Little biographical information is known about François Pierre, who took the name La Varenne, and whose most famous work, Le Cuisinier François represented a new approach to French cooking when it was first published in 1651. In addition to providing new recipes (the preceding century was dominated by reprints of older, popular recipes), La Varenne's work is significant for introducing the new method of French cooking found in the first half of the seventeenth century. Previously, French cooking was mainly influenced by Italian works, such as those outlined in the preceding case. The seventeenth century, however, saw a significant shift in style, mainly through the influence of La Varenne, who advocated a lighter hand with seasonings and the use of local herbs, as opposed to reliance on exotic, exported spices. He also began using what was then considered new vegetables, such as cauliflower and artichokes. La Varenne worked for a number of aristocratic employers, continuing the trend of cookbook authors coming from court kitchens.
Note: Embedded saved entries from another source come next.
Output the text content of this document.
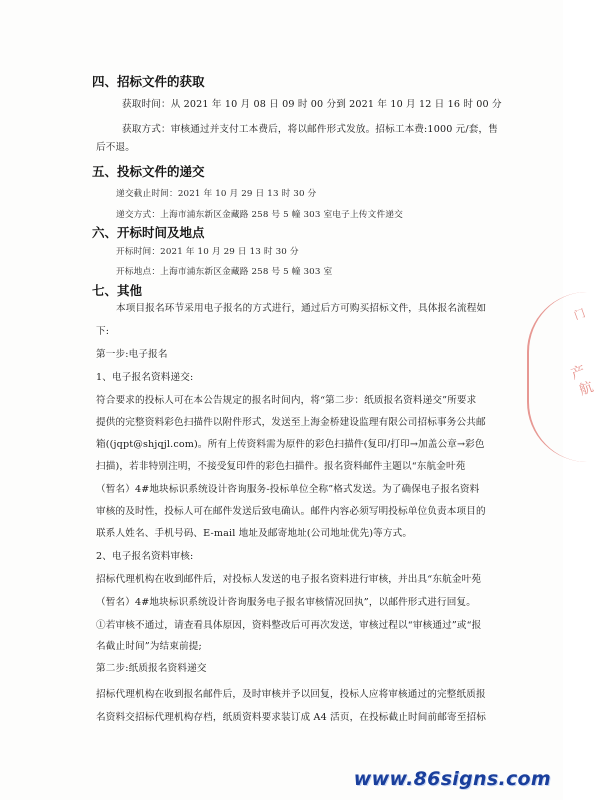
四、招标文件的获取
获取时间：从 2021 年 10 月 08 日 09 时 00 分到 2021 年 10 月 12 日 16 时 00 分
获取方式：审核通过并支付工本费后，将以邮件形式发放。招标工本费:1000 元/套，售
后不退。
五、投标文件的递交
递交截止时间：2021 年 10 月 29 日 13 时 30 分
递交方式：上海市浦东新区金藏路 258 号 5 幢 303 室电子上传文件递交
六、开标时间及地点
开标时间：2021 年 10 月 29 日 13 时 30 分
开标地点：上海市浦东新区金藏路 258 号 5 幢 303 室
七、其他
本项目报名环节采用电子报名的方式进行，通过后方可购买招标文件，具体报名流程如
下:
第一步:电子报名
1、电子报名资料递交:
符合要求的投标人可在本公告规定的报名时间内，将“第二步：纸质报名资料递交”所要求
提供的完整资料彩色扫描件以附件形式，发送至上海金桥建设监理有限公司招标事务公共邮
箱((jqpt@shjqjl.com)。所有上传资料需为原件的彩色扫描件(复印/打印→加盖公章→彩色
扫描)，若非特别注明，不接受复印件的彩色扫描件。报名资料邮件主题以“东航金叶苑
（暂名）4#地块标识系统设计咨询服务-投标单位全称”格式发送。为了确保电子报名资料
审核的及时性，投标人可在邮件发送后致电确认。邮件内容必须写明投标单位负责本项目的
联系人姓名、手机号码、E-mail 地址及邮寄地址(公司地址优先)等方式。
2、电子报名资料审核:
招标代理机构在收到邮件后，对投标人发送的电子报名资料进行审核，并出具“东航金叶苑
（暂名）4#地块标识系统设计咨询服务电子报名审核情况回执”，以邮件形式进行回复。
①若审核不通过，请查看具体原因，资料整改后可再次发送，审核过程以“审核通过”或“报
名截止时间”为结束前提;
第二步:纸质报名资料递交
招标代理机构在收到报名邮件后，及时审核并予以回复，投标人应将审核通过的完整纸质报
名资料交招标代理机构存档，纸质资料要求装订成 A4 活页，在投标截止时间前邮寄至招标
门
产
航
www.86signs.com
Le Cuisinier François was popular, and went into multiple editions. The copy displayed here was published in 1652. Extant first editions of early modern cookbooks can be difficult to come by, mainly due to the genre of the book: because a cookbook was foremost a practical text, used in the kitchen, the popular works became so heavily used they literally fell apart.
As a further sign of its popularity, Le Cuisinier François was translated into English in 1653 as The French Cook, the first translation of a French cookbook in to English, again underscoring La Varenne's influence. The edition displayed here is a first edition of the translation, and includes a small dictionary translating key French words.
Another influential book of this time, often attributed to La Varenne, is Le Patissier François, published in 1653. This book was the first to be devoted just to pastry. While much of it focuses on sweet pastries, savory approaches, such as pastry used for wrapping meat or fish, are also included. This work, too, was translated into English, as well as Swedish and German.